Sebahat Çakıcı- İzmir Fransız Kültür Merkezi tarafından, kent sorunlarının irdelenmesi, yurttaşların şehirlerde daha iyi bir yaşam  sürmesi için ne tür kamu politikalarına ihtiyacı olduğunu tartışmak amacı ile "Yaşamak, İnşa Etmek, Korumak: Şehirlerin Sorunları" isimli konferans düzenlendi.

Fransız Kültür Merkezi Konferans Salonu'nda gerçekleşen etkinlikte  bilim insanları ve botanikçiler İzmir şehrinin bitki florası, eski türler, yeni çeşitler, İzmir pazarlarında satılan, yenilebilir yabani bitkiler ve İzmir'de bitki gözlem evi kurulması olasılığı  hakkında sunum yaptılar.

Oturumun ilk bölümünde konuşan Dokuz Eylül Üniversitesi Eğitim Fakültesi Biyoloji Bölümü öğretim üyesi Prof. Dr. Yunus Doğan, İzmir pazarlarında satılan, yenilebilir yabani bitkiler hakkında konuştu.

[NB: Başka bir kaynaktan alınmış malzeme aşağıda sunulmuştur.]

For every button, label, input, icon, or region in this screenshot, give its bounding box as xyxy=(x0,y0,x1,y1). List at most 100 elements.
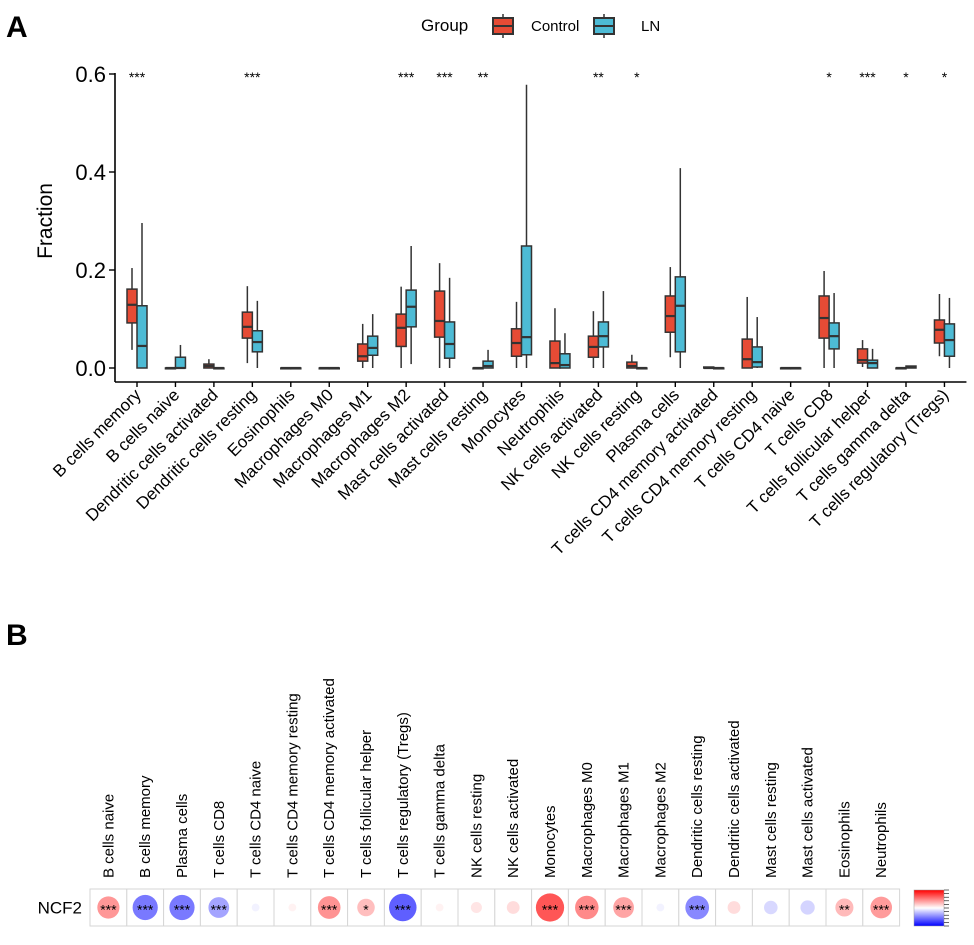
heatmap-cell: *** xyxy=(89,888,128,927)
y-tick-label: 0.4 xyxy=(75,160,106,185)
significance-label: *** xyxy=(873,902,890,918)
legend-label-ln: LN xyxy=(641,18,660,35)
box-control xyxy=(126,268,138,350)
y-tick-label: 0.6 xyxy=(75,62,106,87)
heatmap-cell xyxy=(788,888,827,927)
panel-b-label: B xyxy=(6,619,28,652)
column-label: T cells CD4 naive xyxy=(248,761,265,878)
box-body xyxy=(856,348,869,364)
box-control xyxy=(895,366,907,370)
box-control xyxy=(818,270,830,368)
column-label: Macrophages M1 xyxy=(616,762,633,878)
correlation-bubble xyxy=(97,896,120,919)
heatmap-cell: *** xyxy=(567,888,606,927)
box-control xyxy=(549,308,561,369)
significance-label: *** xyxy=(542,902,559,918)
box-control xyxy=(664,267,677,358)
correlation-bubble xyxy=(870,896,893,919)
column-label: Dendritic cells activated xyxy=(726,720,743,878)
correlation-bubble xyxy=(575,895,599,920)
boxplots xyxy=(126,84,956,370)
heatmap-cell: *** xyxy=(678,888,717,927)
box-ln xyxy=(713,366,725,370)
significance-label: *** xyxy=(100,902,117,918)
box-body xyxy=(674,276,687,353)
column-label: NK cells activated xyxy=(505,759,522,878)
heatmap-cell xyxy=(236,888,275,927)
box-control xyxy=(626,354,638,369)
correlation-bubble xyxy=(317,896,341,919)
heatmap-cell: *** xyxy=(862,888,901,927)
box-ln xyxy=(136,222,148,369)
significance-label: * xyxy=(903,69,909,85)
correlation-bubble xyxy=(685,895,710,920)
significance-label: *** xyxy=(398,69,415,85)
box-ln xyxy=(597,291,610,368)
box-ln xyxy=(290,366,302,370)
x-axis xyxy=(115,381,967,387)
box-ln xyxy=(789,366,802,370)
significance-label: * xyxy=(826,69,832,85)
box-body xyxy=(356,343,369,362)
box-ln xyxy=(559,333,571,369)
heatmap-cell: * xyxy=(347,888,385,927)
y-axis-title: Fraction xyxy=(34,183,57,259)
box-body xyxy=(433,290,446,338)
correlation-bubble xyxy=(132,894,158,921)
significance-label: *** xyxy=(859,69,876,85)
column-label: T cells CD4 memory activated xyxy=(321,678,338,878)
colorbar xyxy=(913,889,949,927)
box-ln xyxy=(520,84,533,368)
significance-label: *** xyxy=(689,902,706,918)
box-ln xyxy=(636,366,648,370)
box-body xyxy=(241,311,254,339)
heatmap-cell xyxy=(273,888,312,927)
column-label: Neutrophils xyxy=(873,802,890,878)
column-label: NK cells resting xyxy=(468,774,485,878)
heatmap-grid: *** *** *** *** *** * *** *** *** *** *** ** *** xyxy=(89,888,901,927)
box-ln xyxy=(674,168,687,368)
correlation-bubble xyxy=(800,900,815,915)
box-ln xyxy=(482,349,494,369)
correlation-bubble xyxy=(764,900,778,915)
box-body xyxy=(395,313,407,348)
significance-label: * xyxy=(634,69,640,85)
correlation-bubble xyxy=(251,903,260,912)
column-label: Plasma cells xyxy=(174,794,191,878)
column-label: Eosinophils xyxy=(836,801,853,878)
correlation-bubble xyxy=(835,898,854,917)
box-body xyxy=(482,360,494,369)
significance-label: * xyxy=(363,902,369,918)
box-ln xyxy=(213,366,225,370)
box-ln xyxy=(251,300,264,368)
box-control xyxy=(472,366,484,370)
box-control xyxy=(318,366,330,370)
box-body xyxy=(443,321,456,359)
box-control xyxy=(164,366,177,370)
box-ln xyxy=(905,365,917,369)
box-body xyxy=(405,289,417,328)
box-ln xyxy=(866,348,879,369)
significance-label: *** xyxy=(615,902,632,918)
box-body xyxy=(126,288,138,324)
column-label: Mast cells activated xyxy=(800,747,817,878)
legend: Group Control LN xyxy=(421,14,660,38)
box-control xyxy=(433,263,446,368)
significance-label: ** xyxy=(478,69,489,85)
box-body xyxy=(520,245,533,356)
box-body xyxy=(136,305,148,369)
heatmap-cell: *** xyxy=(531,888,569,927)
significance-label: ** xyxy=(593,69,604,85)
box-body xyxy=(741,338,753,369)
correlation-bubble xyxy=(613,897,634,918)
legend-title: Group xyxy=(421,16,468,35)
significance-label: *** xyxy=(395,902,412,918)
box-body xyxy=(933,319,946,344)
column-label: T cells follicular helper xyxy=(358,730,375,878)
column-label: B cells naive xyxy=(100,794,117,878)
significance-label: *** xyxy=(321,902,338,918)
column-label: Mast cells resting xyxy=(763,762,780,878)
correlation-bubble xyxy=(470,901,482,914)
correlation-bubble xyxy=(208,897,230,918)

2 yıl boyunca İzmir pazarlarında araştırma yapan Prof. Dr. Doğan, kültürlerin ve azınlıkların yok olması ile beraber yemek türlerinde de bir azalma olduğunu söyledi. Doğan, "Girit'e gidip araştırma yaptığım zaman lokantalarında en az 20 çeşit ot yemeği olduğunu gördüm. Türkiye'de ot konusunda zengin olmasına rağmen, en iyi lokantalarda bulabileceğiniz ot yemeği çeşidi en fazla 10'dur.  İzmir pazarlarında yaptığım araştırmalarda, satılan sebzelerin yüzde 10'unun yenilebilir yabani bitkilerden oluştuğunu gördüm. Bu az gelebilir ama Türkiye oranına vurduğumuz zaman büyük bir rakam. Semizotu, kuşkonmaz, sarmaşık, arapsaçı, dereotu, şevket-i bostan, deniz börülcesi gibi, Ege mutfağında yer alan çoğu şeyler aslında yabani bitkidir ve son derece besleyicidirler." diye konuştu.

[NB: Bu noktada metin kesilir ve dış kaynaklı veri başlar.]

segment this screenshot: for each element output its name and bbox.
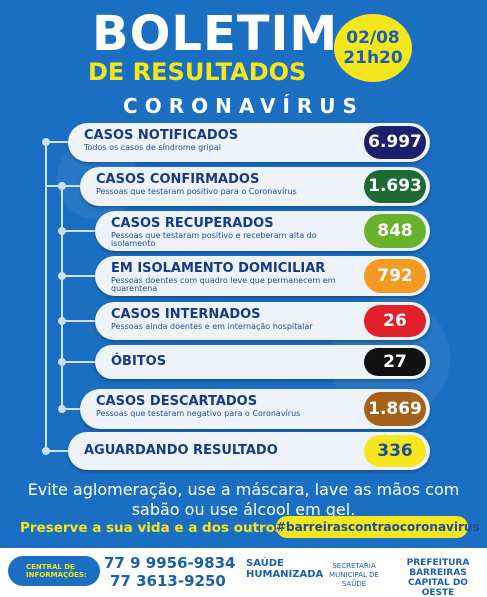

Yabani bitkilerin zehirli olduğu gibi toplumda bir algı olduğunu söyleyen Doğan, "Bu tamamen yanlıştır. Pazarlardaki yabani bitkiler zehirli değildir. Ancak, şehirde yaşayan yurttaşımız, dağda bilmediği, daha önce görmediği, tanıyamadığı bitkiyi yerse, o zaman zehirlenebilir. Bu konuda dikkatli olması gerekir. Yurttaşlarımızın bilmediği bitkileri yememesi lazım" dedi.

Sokakta yetişen yabani bitkileri araştırıyorlar

Fransa'da sokaklarda yetişen yabani bitkiler hakkında çalışan Fransız araştırmacılar Christel Vignau ve Audrey Tocco, İzmirli botanikçilere ve bitki severlere çağrıda bulundu. Yabani bitkiler ile ilgili Tela Botanica isimli bir ağ oluşturduklarını kaydeden Tocco, "Fransa'da "Sokağımın Yabanileri" isimli bir grup kurduk. Burada dünyanın dört bir yanında botanikçiler  ve bitki ile ilgilenen yer alıyor. İnsanlar sokakta yürürken karşılaştıkları bitkileri tanımlıyor, onlar hakkındaki bilgileri yazıp sistemimize yüklüyorlar. Bizim dışımızda yaşayan çok sayıda canlı var. Onları tanımlamak ve yaşam alanları açmak, geleceğimiz açısından çok önemli" diye konuştu.

İzmir'e bitki gözlem evi çağrısı

İzmirli araştırmacılara davette bulunan Tocco, "İzmir'de sokakta yetişen çok sayıda yabani bitki olduğunu biliyorum, bunları gördüm. Burada siz İzmirlilere de çok büyük iş düşüyor. İzmir'de bazı üniversitelerin bu konuda bir çaba içinde olduğunu biliyorum.  Bu konuda bürokratik ya da sosyal olarak ne tür engeller sizi bekliyor bunu bilemem. Ama buradayken de bir bitki gözlem evi kurulmasının çağrısını yapmak istiyorum. Yaptığınız araştırmaları bizimle internet sitemiz üzerinden paylaşabilirsiniz" dedi.